For several years now, occupancy rates have been falling as a result of the medicare changes, pressure from corporations to hold down employee medical expenses, and the continued high cost of hospital care. Some Wall Street analysts say the HCA-AHS merger is but another sign of the competitive crunch this $400 billion industry is facing.

For example, American Hospital Supply posted slower growth last year. Net earnings slipped to 12 percent from its normal 15 to 20 percent annual growth range.

The merger should benefit AHS by enabling it to sell to the 420 hospitals owned or managed by HCA. For HCA, the merger means it can continue its hospital-buying expansion.

HCA's acquisition spree to date has piled up enough debt that lenders may balk at further loans. The combined companies will have a much lower debt-to-equity ratio. Thus, the new company could borrow as much as $1 billion for further hospital purchases, Dr. Frist told a meeting of shareholders and analysts here Tuesday.

An HCA goal is to develop a national health care system -- from free-standing emergency and surgical centers at shopping malls to insurance programs and health maintenance organizations. The vertical integration of products and services enables the company to feed patients into its hospitals, which remains HCA's ``revenue center,'' according to Frist.

Meanwhile, Dr. Relman's role as ``corporate conscience'' to the medical community is valuable, Frist concedes. The two agreed that medical care for the poor is a problem needing attention.

Relman noted: ``Once you say that health care is a commodity like any other, then . . . marketing and advertising and the bottom line -- the primary bottom-line needs of the equity investor -- will dominate. Then access of poor to health care, meeting community needs -- providing unprofitable services -- all take second place.''

Dr. Frist responded: ``Last year we wrote off $200 million in uncompensated care. . . . That uncompensated care is growing rapidly.'' Bad debt, he said, will near 5 percent of gross revenues if costs aren't shifted to the private side.

The solution? ``If I had my `druthers,' I would have the taxpayers take up the slack. But that's not the real world. My second choice would be to set up some type of pool [and] spread it over everyone to try to equalize it out.'' He suggests that hospitals giving less than, say, 5 percent of free care pay those giving more than 5 percent.

Dr.
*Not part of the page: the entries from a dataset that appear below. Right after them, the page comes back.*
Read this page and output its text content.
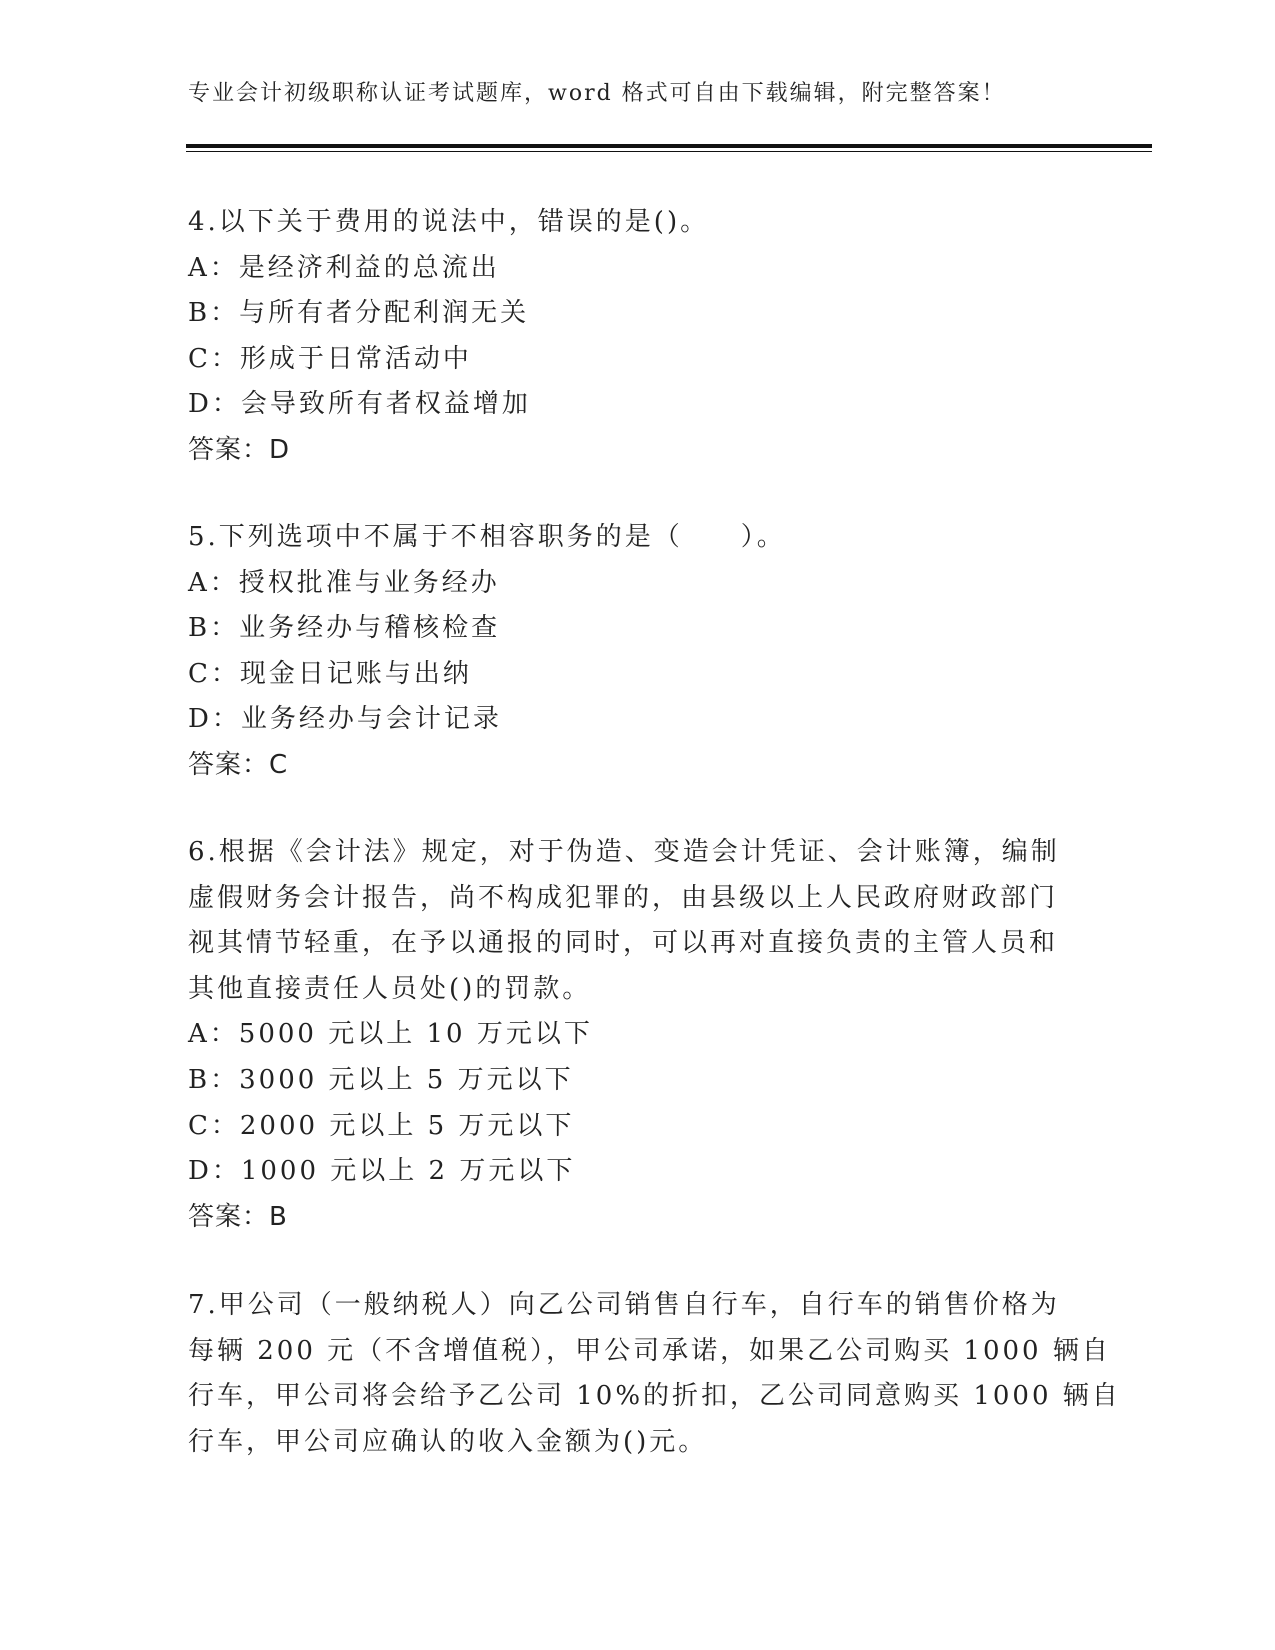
专业会计初级职称认证考试题库，word 格式可自由下载编辑，附完整答案！
4.以下关于费用的说法中，错误的是()。
A：是经济利益的总流出
B：与所有者分配利润无关
C：形成于日常活动中
D：会导致所有者权益增加
答案：D
5.下列选项中不属于不相容职务的是（　　）。
A：授权批准与业务经办
B：业务经办与稽核检查
C：现金日记账与出纳
D：业务经办与会计记录
答案：C
6.根据《会计法》规定，对于伪造、变造会计凭证、会计账簿，编制
虚假财务会计报告，尚不构成犯罪的，由县级以上人民政府财政部门
视其情节轻重，在予以通报的同时，可以再对直接负责的主管人员和
其他直接责任人员处()的罚款。
A：5000 元以上 10 万元以下
B：3000 元以上 5 万元以下
C：2000 元以上 5 万元以下
D：1000 元以上 2 万元以下
答案：B
7.甲公司（一般纳税人）向乙公司销售自行车，自行车的销售价格为
每辆 200 元（不含增值税），甲公司承诺，如果乙公司购买 1000 辆自
行车，甲公司将会给予乙公司 10%的折扣，乙公司同意购买 1000 辆自
行车，甲公司应确认的收入金额为()元。
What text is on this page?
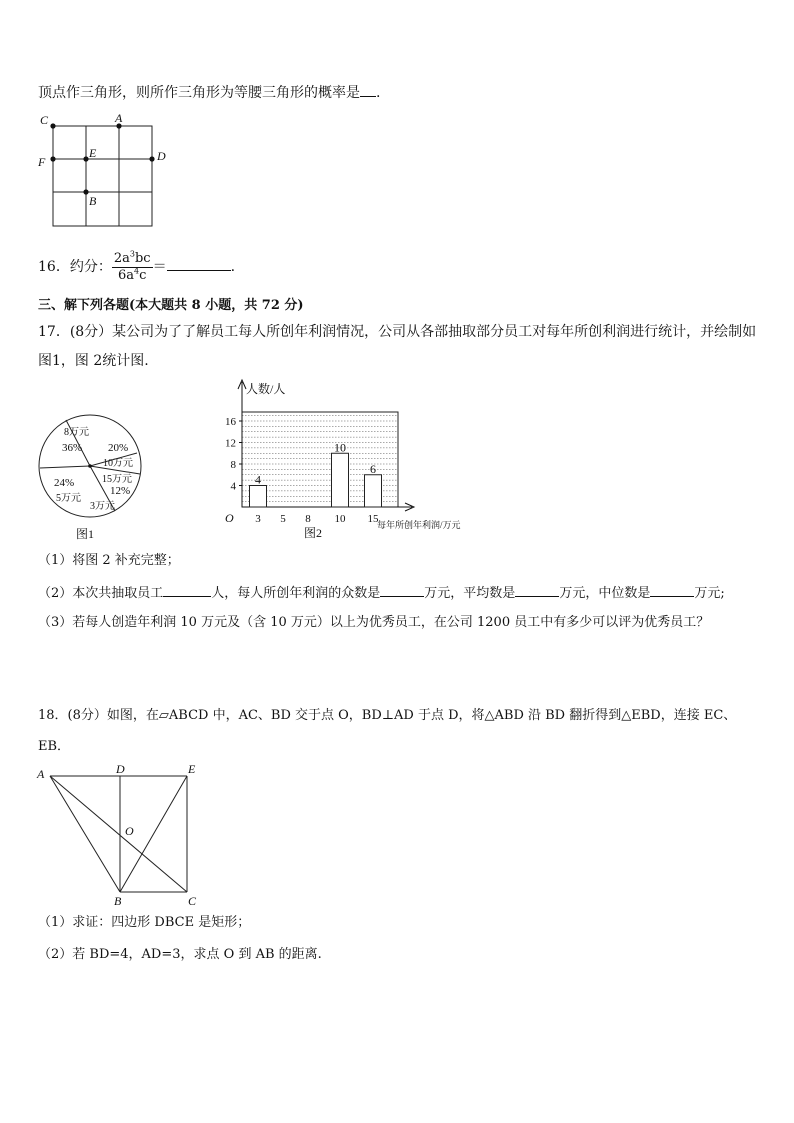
顶点作三角形，则所作三角形为等腰三角形的概率是 .
C	A
F
E	D
B
16．约分： $\frac{2a^3bc}{6a^4c}$ ＝	.
三、解下列各题(本大题共 8 小题，共 72 分)
17．(8分）某公司为了了解员工每人所创年利润情况，公司从各部抽取部分员工对每年所创利润进行统计，并绘制如
图1，图 2统计图.
8万元
36% 20%
10万元
15万元
12%
24%
5万元
3万元
图1
4
10
6
3 5 8 10 15
4
8
12
16
人数/人
每年所创年利润/万元
O
图2
（1）将图 2 补充完整；
（2）本次共抽取员工	人，每人所创年利润的众数是	万元，平均数是	万元，中位数是	万元;
（3）若每人创造年利润 10 万元及（含 10 万元）以上为优秀员工，在公司 1200 员工中有多少可以评为优秀员工？
18．(8分）如图，在▱ABCD 中，AC、BD 交于点 O，BD⊥AD 于点 D，将△ABD 沿 BD 翻折得到△EBD，连接 EC、
EB．
A	D	E
O
B	C
（1）求证：四边形 DBCE 是矩形；
（2）若 BD=4，AD=3，求点 O 到 AB 的距离.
Relman argued that while ``deregulation'' may work in areas such as financial services and transportation, ``it's not going to work in health care.'' Costs will be controlled ``at the expense of turning away millions and millions of people who are not getting the health care they need.''

``Main Street should be controlling health-care expenditures, not Wall Street,'' Relman said, adding that communities must be able to determine their own health-care needs and expenditures.

But as the federal deficit mounts, shifting health-care costs back to the government seems unlikely. At present, state and federal governments foot all or part of the medical care bill for about 22 percent of the US population.